MINSK -- Belarusian authorities have imposed travel bans on several journalists working for three independent media outlets who are suspected of having obtained information illegally from state-run news agency BelTA.
A correspondent of Germany's Deutsche Welle radio in Minsk, Paulyuk Bykouski, said on August 27 that the Investigative Committee had ordered him not to leave the country as the investigation into the alleged hacking of BelTA’s computer systems is underway.
Bykouski added that he was ordered not to provide details of the case to the public.

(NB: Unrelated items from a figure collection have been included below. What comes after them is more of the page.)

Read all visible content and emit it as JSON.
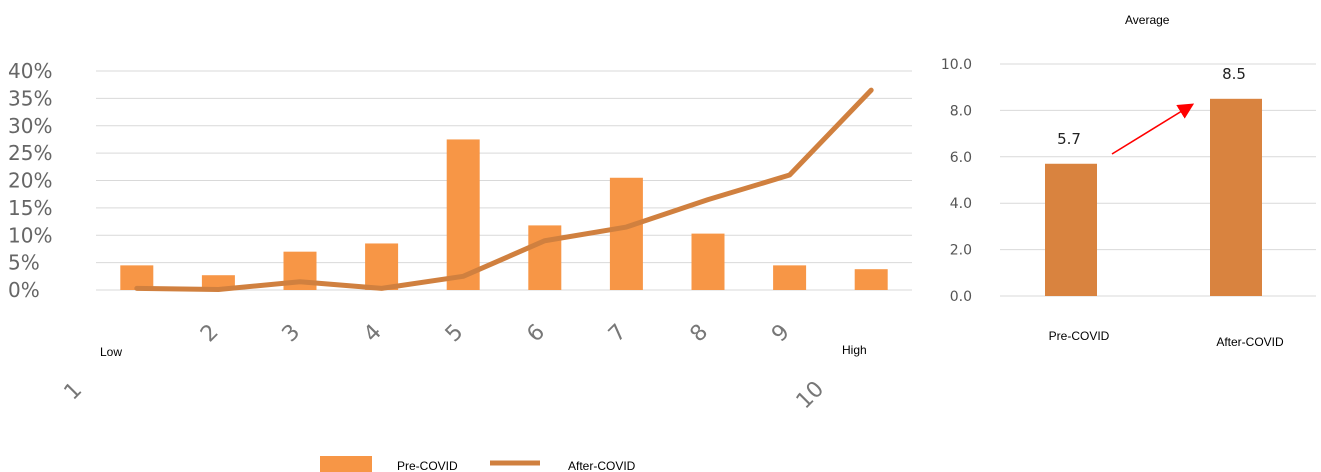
{
  "chart_data": [
    {
      "type": "bar",
      "categories": [
        "1",
        "2",
        "3",
        "4",
        "5",
        "6",
        "7",
        "8",
        "9",
        "10"
      ],
      "series": [
        {
          "name": "Pre-COVID",
          "type": "bar",
          "values": [
            4.5,
            2.7,
            7.0,
            8.5,
            27.5,
            11.8,
            20.5,
            10.3,
            4.5,
            3.8
          ]
        },
        {
          "name": "After-COVID",
          "type": "line",
          "values": [
            0.3,
            0.1,
            1.5,
            0.3,
            2.5,
            9.0,
            11.5,
            16.5,
            21.0,
            36.5
          ]
        }
      ],
      "yticks": [
        "0%",
        "5%",
        "10%",
        "15%",
        "20%",
        "25%",
        "30%",
        "35%",
        "40%"
      ],
      "ylim": [
        0,
        40
      ],
      "xlabel_left": "Low",
      "xlabel_right": "High",
      "grid": true,
      "legend_position": "bottom",
      "colors": {
        "bar": "#f79646",
        "line": "#d0803f"
      }
    },
    {
      "type": "bar",
      "title": "Average",
      "categories": [
        "Pre-COVID",
        "After-COVID"
      ],
      "values": [
        5.7,
        8.5
      ],
      "data_labels": [
        "5.7",
        "8.5"
      ],
      "yticks": [
        "0.0",
        "2.0",
        "4.0",
        "6.0",
        "8.0",
        "10.0"
      ],
      "ylim": [
        0,
        10
      ],
      "grid": true,
      "colors": {
        "bar": "#d9833f",
        "arrow": "#ff0000"
      }
    }
  ]
}
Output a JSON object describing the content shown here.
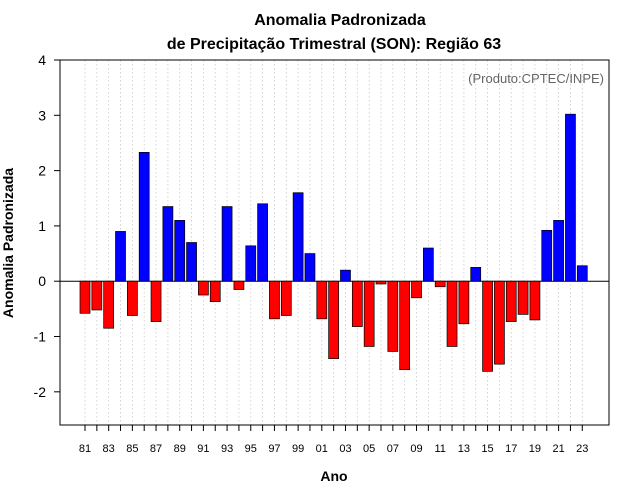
{
  "chart_data": {
    "type": "bar",
    "title": "Anomalia Padronizada",
    "subtitle": "de Precipitação Trimestral (SON): Região 63",
    "xlabel": "Ano",
    "ylabel": "Anomalia Padronizada",
    "annotation": "(Produto:CPTEC/INPE)",
    "ylim": [
      -2.6,
      4
    ],
    "yticks": [
      -2,
      -1,
      0,
      1,
      2,
      3,
      4
    ],
    "grid": "vertical dotted",
    "categories": [
      "81",
      "82",
      "83",
      "84",
      "85",
      "86",
      "87",
      "88",
      "89",
      "90",
      "91",
      "92",
      "93",
      "94",
      "95",
      "96",
      "97",
      "98",
      "99",
      "00",
      "01",
      "02",
      "03",
      "04",
      "05",
      "06",
      "07",
      "08",
      "09",
      "10",
      "11",
      "12",
      "13",
      "14",
      "15",
      "16",
      "17",
      "18",
      "19",
      "20",
      "21",
      "22",
      "23"
    ],
    "tick_labels": [
      "81",
      "83",
      "85",
      "87",
      "89",
      "91",
      "93",
      "95",
      "97",
      "99",
      "01",
      "03",
      "05",
      "07",
      "09",
      "11",
      "13",
      "15",
      "17",
      "19",
      "21",
      "23"
    ],
    "values": [
      -0.58,
      -0.52,
      -0.85,
      0.9,
      -0.62,
      2.33,
      -0.73,
      1.35,
      1.1,
      0.7,
      -0.25,
      -0.37,
      1.35,
      -0.15,
      0.64,
      1.4,
      -0.68,
      -0.62,
      1.6,
      0.5,
      -0.68,
      -1.4,
      0.2,
      -0.82,
      -1.18,
      -0.05,
      -1.27,
      -1.6,
      -0.3,
      0.6,
      -0.1,
      -1.18,
      -0.77,
      0.25,
      -1.63,
      -1.5,
      -0.73,
      -0.6,
      -0.7,
      0.92,
      1.1,
      3.02,
      0.28
    ],
    "positive_color": "#0000ff",
    "negative_color": "#ff0000"
  }
}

Meanwhile, Tatsyana Karavyankova, a reporter with the BelaPAN news agency, told RFE/RL that she and her chief editor Iryna Leushyna had also been ordered not to leave Belarus for an unspecified period.
Karavyankova said that travel bans were also imposed on four journalists working for the private online news portal Tut.by -- Halina Ulasik, Hanna Kaltyhina, Hanna Yermachonak, and Dzmitry Bobryk.
The journalists were among 18 reporters detained for 24 hours for questioning on August 7 as part of the investigation. Investigators have also searched the newsrooms of Tut.by and BelaPAN.
Rights groups have charged that the government is trying to muzzle independent media that are critical of strongman President Alyaksandr Lukashenka and his government.
The Belarusian Foreign Ministry has denied that allegation.